Утром, чуть только рассвело, они с Санькой попрощались. Санька собралась на базар в соседнее село — в Покотилиху, а Варька подалась сразу же на медпункт.
Только Володи Пронина она там не застала (его еще затемно вызвали к больному ребенку). Покрутилась у дверей, подождала и, промерзнув, решила отложить посещение до другого раза. Прошла через балку в Скальное, а уже оттуда, низом, назад, в Петриковку.
Санька подтвердила показания Варьки.
Отыскался и дед, который тем утром позвал Володю к своей внучке.

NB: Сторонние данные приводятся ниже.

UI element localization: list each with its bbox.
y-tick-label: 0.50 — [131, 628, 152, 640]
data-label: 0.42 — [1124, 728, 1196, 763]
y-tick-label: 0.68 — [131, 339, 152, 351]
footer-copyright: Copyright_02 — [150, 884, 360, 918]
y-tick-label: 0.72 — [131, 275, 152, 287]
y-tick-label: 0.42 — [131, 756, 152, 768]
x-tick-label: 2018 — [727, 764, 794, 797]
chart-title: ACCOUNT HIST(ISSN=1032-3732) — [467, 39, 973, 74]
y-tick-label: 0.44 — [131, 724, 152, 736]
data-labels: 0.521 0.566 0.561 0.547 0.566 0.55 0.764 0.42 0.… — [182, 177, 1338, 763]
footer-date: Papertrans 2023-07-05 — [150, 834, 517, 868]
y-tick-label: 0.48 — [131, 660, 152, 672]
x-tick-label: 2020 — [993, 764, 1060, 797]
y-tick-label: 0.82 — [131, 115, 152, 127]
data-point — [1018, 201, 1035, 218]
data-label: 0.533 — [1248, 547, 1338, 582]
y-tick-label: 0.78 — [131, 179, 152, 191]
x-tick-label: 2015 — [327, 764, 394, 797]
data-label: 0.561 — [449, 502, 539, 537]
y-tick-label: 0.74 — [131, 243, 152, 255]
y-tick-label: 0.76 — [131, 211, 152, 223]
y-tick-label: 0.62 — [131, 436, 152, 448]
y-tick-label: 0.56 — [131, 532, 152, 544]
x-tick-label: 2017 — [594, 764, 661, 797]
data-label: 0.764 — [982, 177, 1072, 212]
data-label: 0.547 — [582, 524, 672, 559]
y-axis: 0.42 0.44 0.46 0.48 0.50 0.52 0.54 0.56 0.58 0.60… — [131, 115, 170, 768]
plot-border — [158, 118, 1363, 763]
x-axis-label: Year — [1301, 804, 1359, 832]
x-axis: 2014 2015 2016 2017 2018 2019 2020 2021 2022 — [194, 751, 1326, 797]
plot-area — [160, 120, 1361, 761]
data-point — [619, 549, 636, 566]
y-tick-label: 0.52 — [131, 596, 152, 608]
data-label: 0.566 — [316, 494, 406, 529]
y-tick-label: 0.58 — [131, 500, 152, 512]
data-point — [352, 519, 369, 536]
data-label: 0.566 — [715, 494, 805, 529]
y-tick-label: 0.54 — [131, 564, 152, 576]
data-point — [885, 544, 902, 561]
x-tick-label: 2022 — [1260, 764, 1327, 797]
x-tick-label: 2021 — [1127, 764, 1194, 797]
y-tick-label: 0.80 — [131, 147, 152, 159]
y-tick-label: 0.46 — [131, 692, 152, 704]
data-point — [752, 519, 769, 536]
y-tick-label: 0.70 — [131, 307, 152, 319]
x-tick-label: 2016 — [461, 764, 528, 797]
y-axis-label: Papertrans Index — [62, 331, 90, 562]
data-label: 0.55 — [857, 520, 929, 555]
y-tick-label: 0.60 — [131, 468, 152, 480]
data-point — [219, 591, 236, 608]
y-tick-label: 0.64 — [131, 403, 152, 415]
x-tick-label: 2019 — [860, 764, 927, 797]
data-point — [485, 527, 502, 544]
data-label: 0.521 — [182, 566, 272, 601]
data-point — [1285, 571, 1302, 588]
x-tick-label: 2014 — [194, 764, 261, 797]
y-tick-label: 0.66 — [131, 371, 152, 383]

А на очной ставке с арестованными Варька попросту никого из них не опознала. Всех она видела впервые. Не узнала даже замученную Галю Очеретную, хотя прежде видела ее дважды.
Кляла на все корки своего супруга Квашу, пьянчуг Оверка и Дуську, первейших, по ее мнению, врагов немецкой армии, злодеев и хапуг. И вообще несла что-то такое несусветное, что Форст решил — если это и не совсем полоумная, то по крайней мере безнадежная кретинка — и приказал гнать ее к чертям из тюрьмы, к превеликому удовольствию самой Варьки, ее мужа, старосты Полторака и кустового коменданта Мутца.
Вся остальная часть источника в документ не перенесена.